By analyzing existing cross correlation between DIA and Theta Fuel, you can compare the effects of market volatilities on DIA and Theta Fuel and check how they will diversify away market risk if combined in the same portfolio for a given time horizon. You can also utilize pair trading strategies of matching a long position in DIA with a short position of Theta Fuel. Check out your portfolio center. Please also check ongoing floating volatility patterns of DIA and Theta Fuel.
Diversification Opportunities for DIA and Theta Fuel
-0.13 | Correlation Coefficient |
Good diversification
The 3 months correlation between DIA and Theta is -0.13. Overlapping area represents the amount of risk that can be diversified away by holding DIA and Theta Fuel in the same portfolio, assuming nothing else is changed. The correlation between historical prices or returns on Theta Fuel and DIA is a relative statistical measure of the degree to which these equity instruments tend to move together. The correlation coefficient measures the extent to which returns on DIA are associated (or correlated) with Theta Fuel. Values of the correlation coefficient range from -1 to +1, where. The correlation of zero (0) is possible when the price movement of Theta Fuel has no effect on the direction of DIA i.e., DIA and Theta Fuel go up and down completely randomly.
Pair Corralation between DIA and Theta Fuel
Assuming the 90 days trading horizon DIA is expected to generate 0.96 times more return on investment than Theta Fuel. However, DIA is 1.05 times less risky than Theta Fuel. It trades about 0.07 of its potential returns per unit of risk. Theta Fuel is currently generating about 0.05 per unit of risk. If you would invest 33.00 in DIA on August 28, 2024 and sell it today you would earn a total of 50.00 from holding DIA or generate 151.52% return on investment over 90 days.

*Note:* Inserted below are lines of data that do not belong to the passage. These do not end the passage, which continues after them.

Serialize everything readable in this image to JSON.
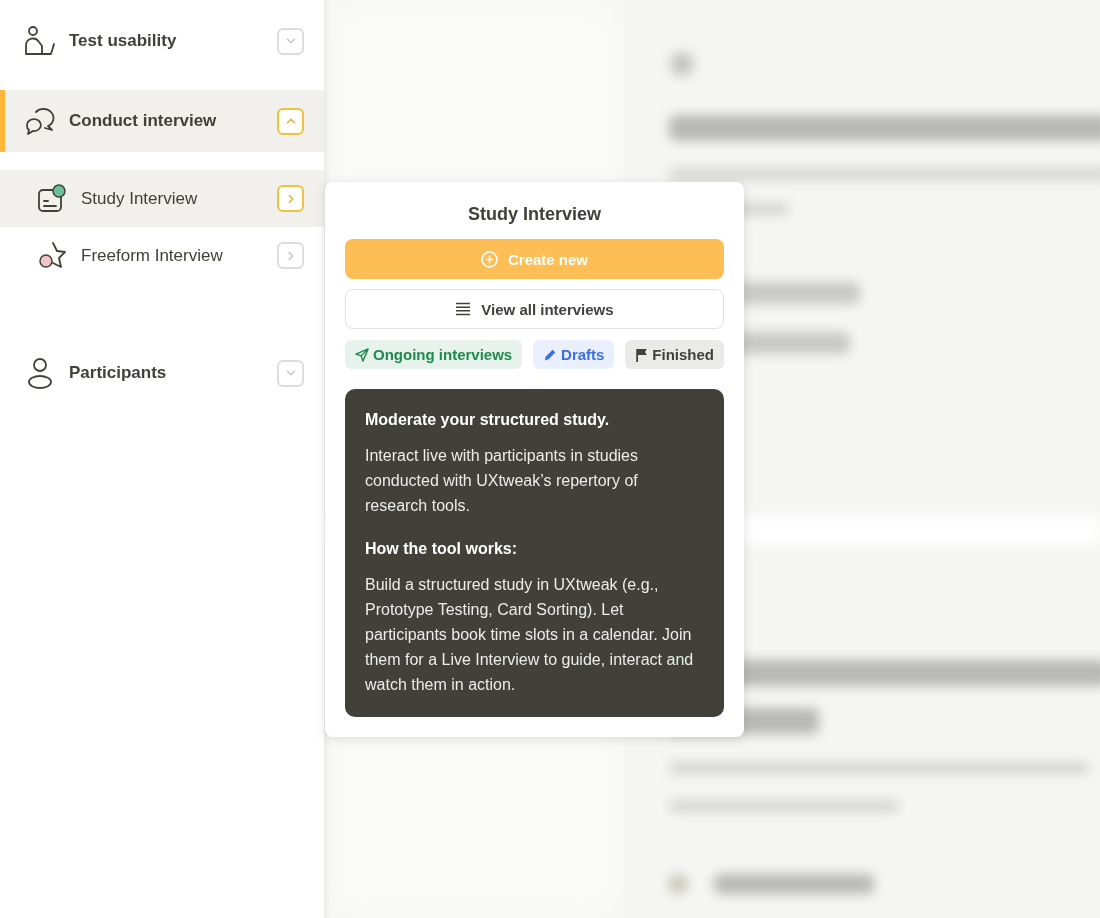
{
  "nav": [
    {
      "label": "Test usability",
      "selected": false,
      "expanded": false
    },
    {
      "label": "Conduct interview",
      "selected": true,
      "expanded": true,
      "children": [
        {
          "label": "Study Interview",
          "selected": true
        },
        {
          "label": "Freeform Interview",
          "selected": false
        }
      ]
    },
    {
      "label": "Participants",
      "selected": false,
      "expanded": false
    }
  ],
  "popover": {
    "title": "Study Interview",
    "actions": [
      {
        "label": "Create new",
        "kind": "primary"
      },
      {
        "label": "View all interviews",
        "kind": "secondary"
      }
    ],
    "filters": [
      {
        "label": "Ongoing interviews",
        "color": "#1e8a4c"
      },
      {
        "label": "Drafts",
        "color": "#3b6fe6"
      },
      {
        "label": "Finished",
        "color": "#41413a"
      }
    ],
    "info": [
      {
        "heading": "Moderate your structured study.",
        "text": "Interact live with participants in studies conducted with UXtweak’s repertory of research tools."
      },
      {
        "heading": "How the tool works:",
        "text": "Build a structured study in UXtweak (e.g., Prototype Testing, Card Sorting). Let participants book time slots in a calendar. Join them for a Live Interview to guide, interact and watch them in action."
      }
    ]
  }
}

Time Period | 3 Months [change] |
Direction | Moves Against |
Strength | Insignificant |
Accuracy | 100.0% |
Values | Daily Returns |
DIA vs. Theta Fuel
Performance |
Timeline |
DIA |
Theta Fuel |
DIA and Theta Fuel Volatility Contrast
Predicted Return Density |
Returns |
Pair Trading with DIA and Theta Fuel
The main advantage of trading using opposite DIA and Theta Fuel positions is that it hedges away some unsystematic risk. Because of two separate transactions, even if DIA position performs unexpectedly, Theta Fuel can make up some of the losses. Pair trading also minimizes risk from directional movements in the market. For example, if an entire industry or sector drops because of unexpected headlines, the short position in Theta Fuel will offset losses from the drop in Theta Fuel's long position.The idea behind DIA and Theta Fuel pairs trading is to make the combined position market-neutral, meaning the overall market's direction will not affect its win or loss (or potential downside or upside). This can be achieved by designing a pairs trade with two highly correlated stocks or equities that operate in a similar space or sector, making it possible to obtain profits through simple and relatively low-risk investment.Check out your portfolio center.Note that this page's information should be used as a complementary analysis to find the right mix of equity instruments to add to your existing portfolios or create a brand new portfolio. You can also try the Competition Analyzer module to analyze and compare many basic indicators for a group of related or unrelated entities.